Distribution. The species G. gigas was captured at all Mar-Eco stations, and was evenly distributed along the ridge. It was found from the surface down to 3000 m. G. gigas has a deeper distribution than G. z o e a, and was most abundant from 1500 m up to 600 m at most stations.

During the voyage of the “H.M.S. Challenger” one specimen of G. gigas was captured in the north Atlantic to the west of the Azores at a depth of 4024 m (G.O. Sars 1885).

With the U. S. Bureau of Fisheries steamer “Albatross” five specimens were collected at four localities (Ortmann 1906). One was captured in the north-west Atlantic between Cape Charles and Long Island at a depth of 1558 m. The other four were collected in the north Pacific around Alaska at depths of 1602 m (between Sitka and Columbia River), 730 m (Bering Sea) and 1271 m (between Unalaska and Kodiak). The Discovery expedition (O.S. Tattersall 1955) recorded G. gigas from mostly the south Atlantic, but also from the central Indian Ocean and Bellingshausen Sea. The greatest depth from where it was captured was at 2500 - 2000 m (west of Cape Town), and the shallowest at 700 to 400 m (north-west of Bouvet).

Remarks. Morphogenesis is conspicuous in G. gigas. With age the rostrum, posterodorsal and posterolateral spines of the carapace become progressively shorter and there is an increase in the number of spines on the outer margin of the antennal scale from two to four or five. In young specimens the epimera of the sixth abdominal somite are separate, during growth the epimera gradually fuse forming a heart-shaped plate with an incision at the posterior end. Morphological differences between young and old specimens led Holt and Tattersall ( 1905) to describe a young specimen of G. gigas as a new species, G. drepanephora. This specimen was later identified by Ortmann ( 1906) as a young G. gigas.

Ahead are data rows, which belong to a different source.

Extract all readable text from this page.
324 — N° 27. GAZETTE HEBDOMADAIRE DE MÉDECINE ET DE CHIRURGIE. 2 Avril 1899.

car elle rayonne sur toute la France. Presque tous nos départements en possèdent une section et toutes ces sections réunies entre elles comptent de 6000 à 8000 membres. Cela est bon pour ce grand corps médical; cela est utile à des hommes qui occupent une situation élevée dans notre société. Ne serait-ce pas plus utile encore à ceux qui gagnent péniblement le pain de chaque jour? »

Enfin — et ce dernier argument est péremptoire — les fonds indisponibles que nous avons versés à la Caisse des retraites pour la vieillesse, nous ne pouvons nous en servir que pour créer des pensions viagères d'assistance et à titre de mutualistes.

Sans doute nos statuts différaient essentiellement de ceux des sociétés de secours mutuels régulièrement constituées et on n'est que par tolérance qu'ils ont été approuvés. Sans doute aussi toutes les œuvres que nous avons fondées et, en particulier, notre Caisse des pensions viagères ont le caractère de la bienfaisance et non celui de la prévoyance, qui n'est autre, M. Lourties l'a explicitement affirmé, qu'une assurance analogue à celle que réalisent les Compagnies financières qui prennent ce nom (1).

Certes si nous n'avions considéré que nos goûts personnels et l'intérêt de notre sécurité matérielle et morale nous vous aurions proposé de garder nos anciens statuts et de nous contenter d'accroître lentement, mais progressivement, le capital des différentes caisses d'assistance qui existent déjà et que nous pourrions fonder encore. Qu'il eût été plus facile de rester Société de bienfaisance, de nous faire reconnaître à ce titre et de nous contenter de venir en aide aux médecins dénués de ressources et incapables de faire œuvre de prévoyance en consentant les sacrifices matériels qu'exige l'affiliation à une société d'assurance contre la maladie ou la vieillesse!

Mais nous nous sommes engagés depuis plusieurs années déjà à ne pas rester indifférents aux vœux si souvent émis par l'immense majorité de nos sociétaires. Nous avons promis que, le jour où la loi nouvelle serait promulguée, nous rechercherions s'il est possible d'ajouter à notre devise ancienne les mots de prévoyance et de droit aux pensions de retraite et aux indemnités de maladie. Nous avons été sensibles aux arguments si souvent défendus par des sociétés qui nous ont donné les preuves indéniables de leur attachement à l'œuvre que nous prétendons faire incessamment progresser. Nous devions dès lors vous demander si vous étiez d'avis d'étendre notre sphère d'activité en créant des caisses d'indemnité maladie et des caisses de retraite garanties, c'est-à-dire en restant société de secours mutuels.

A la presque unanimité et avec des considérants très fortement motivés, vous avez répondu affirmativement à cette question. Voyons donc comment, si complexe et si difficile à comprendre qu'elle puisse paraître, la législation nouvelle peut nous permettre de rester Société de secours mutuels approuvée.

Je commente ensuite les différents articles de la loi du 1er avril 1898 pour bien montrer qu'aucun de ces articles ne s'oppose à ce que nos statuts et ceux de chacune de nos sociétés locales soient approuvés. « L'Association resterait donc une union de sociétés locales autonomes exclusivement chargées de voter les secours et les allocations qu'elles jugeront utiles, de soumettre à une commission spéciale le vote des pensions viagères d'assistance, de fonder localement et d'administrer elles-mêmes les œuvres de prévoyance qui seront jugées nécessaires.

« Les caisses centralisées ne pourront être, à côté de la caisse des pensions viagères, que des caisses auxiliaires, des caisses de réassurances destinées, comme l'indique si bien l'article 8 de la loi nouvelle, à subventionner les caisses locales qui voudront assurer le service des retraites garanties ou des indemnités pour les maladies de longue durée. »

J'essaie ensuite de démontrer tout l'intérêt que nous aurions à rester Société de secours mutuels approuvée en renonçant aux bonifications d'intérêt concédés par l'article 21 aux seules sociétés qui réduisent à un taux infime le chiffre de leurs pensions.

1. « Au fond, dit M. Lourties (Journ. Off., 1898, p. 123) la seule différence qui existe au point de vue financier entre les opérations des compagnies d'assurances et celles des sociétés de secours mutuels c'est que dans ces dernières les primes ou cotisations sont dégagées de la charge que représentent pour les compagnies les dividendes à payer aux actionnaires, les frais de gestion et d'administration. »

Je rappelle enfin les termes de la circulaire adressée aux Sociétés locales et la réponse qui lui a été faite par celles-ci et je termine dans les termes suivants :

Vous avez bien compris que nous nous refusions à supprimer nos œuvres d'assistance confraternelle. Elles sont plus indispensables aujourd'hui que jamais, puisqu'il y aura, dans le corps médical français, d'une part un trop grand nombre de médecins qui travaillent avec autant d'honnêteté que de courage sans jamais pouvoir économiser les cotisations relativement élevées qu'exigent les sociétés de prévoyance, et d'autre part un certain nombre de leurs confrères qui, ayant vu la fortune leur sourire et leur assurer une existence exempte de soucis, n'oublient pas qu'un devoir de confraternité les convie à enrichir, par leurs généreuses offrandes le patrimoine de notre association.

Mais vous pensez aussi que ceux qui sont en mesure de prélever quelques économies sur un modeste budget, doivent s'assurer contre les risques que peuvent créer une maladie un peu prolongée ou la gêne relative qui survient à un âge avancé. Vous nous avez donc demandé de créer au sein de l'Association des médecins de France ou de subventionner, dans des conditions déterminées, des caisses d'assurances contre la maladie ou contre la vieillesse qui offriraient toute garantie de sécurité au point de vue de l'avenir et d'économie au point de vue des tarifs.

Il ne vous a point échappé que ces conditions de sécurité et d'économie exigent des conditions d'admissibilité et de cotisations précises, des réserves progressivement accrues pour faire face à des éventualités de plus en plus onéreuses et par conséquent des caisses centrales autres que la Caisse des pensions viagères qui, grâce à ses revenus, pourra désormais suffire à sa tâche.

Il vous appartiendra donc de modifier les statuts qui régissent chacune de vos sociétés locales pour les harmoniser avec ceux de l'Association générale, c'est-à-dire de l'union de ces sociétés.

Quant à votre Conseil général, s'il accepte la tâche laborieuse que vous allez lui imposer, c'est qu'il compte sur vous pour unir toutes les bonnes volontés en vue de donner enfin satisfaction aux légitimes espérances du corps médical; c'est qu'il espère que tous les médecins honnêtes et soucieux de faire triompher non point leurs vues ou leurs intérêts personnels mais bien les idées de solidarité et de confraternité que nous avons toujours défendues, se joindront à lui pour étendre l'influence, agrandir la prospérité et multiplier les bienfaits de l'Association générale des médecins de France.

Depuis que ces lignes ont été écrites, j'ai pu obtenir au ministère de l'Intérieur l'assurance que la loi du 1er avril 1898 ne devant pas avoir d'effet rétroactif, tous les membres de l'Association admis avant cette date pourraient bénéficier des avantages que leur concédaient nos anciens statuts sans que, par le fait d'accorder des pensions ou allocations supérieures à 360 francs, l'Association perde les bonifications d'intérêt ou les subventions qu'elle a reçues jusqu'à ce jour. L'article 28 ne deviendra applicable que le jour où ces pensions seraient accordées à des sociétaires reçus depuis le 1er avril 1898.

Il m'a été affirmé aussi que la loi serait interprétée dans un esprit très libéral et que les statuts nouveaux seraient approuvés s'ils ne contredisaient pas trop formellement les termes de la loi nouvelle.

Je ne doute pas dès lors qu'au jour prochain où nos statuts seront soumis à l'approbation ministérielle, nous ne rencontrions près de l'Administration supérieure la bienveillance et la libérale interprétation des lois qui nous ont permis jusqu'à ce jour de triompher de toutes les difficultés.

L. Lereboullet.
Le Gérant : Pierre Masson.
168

Based on shared morphological traits in the antennal scale and telson, Petryashov ( 1992) proposed that G. gigas and G. i n g e n s should be placed in a new genus, Neognathophausia. Later, Casanova et al. ( 1998) rejected Neognathophausia following an argument first proposed by O.S. Tattersall ( 1955), namely, that it would prove problematic to erect a new genus for these two species, this due to the fact that a third species, G. gracilis, has shared morphology with both Gnathophauia and Neognathophausia. Further strengthening this argument, Casanova et al. ( 1998) demonstrated through a molecular analyses with morphological support (presence of an anterodorsal tooth in the cardiac chamber), that G. gracilis would fall basal to a Neognathophausia + remaining Gnathophausia monophyly. In effect, to accept Neognathophausia one would render the Gnathophausia as polyphyletic. Consequently, we find the establishment of a non-monophyletic taxa unnecessary and dismiss the erection of Neognathophausia.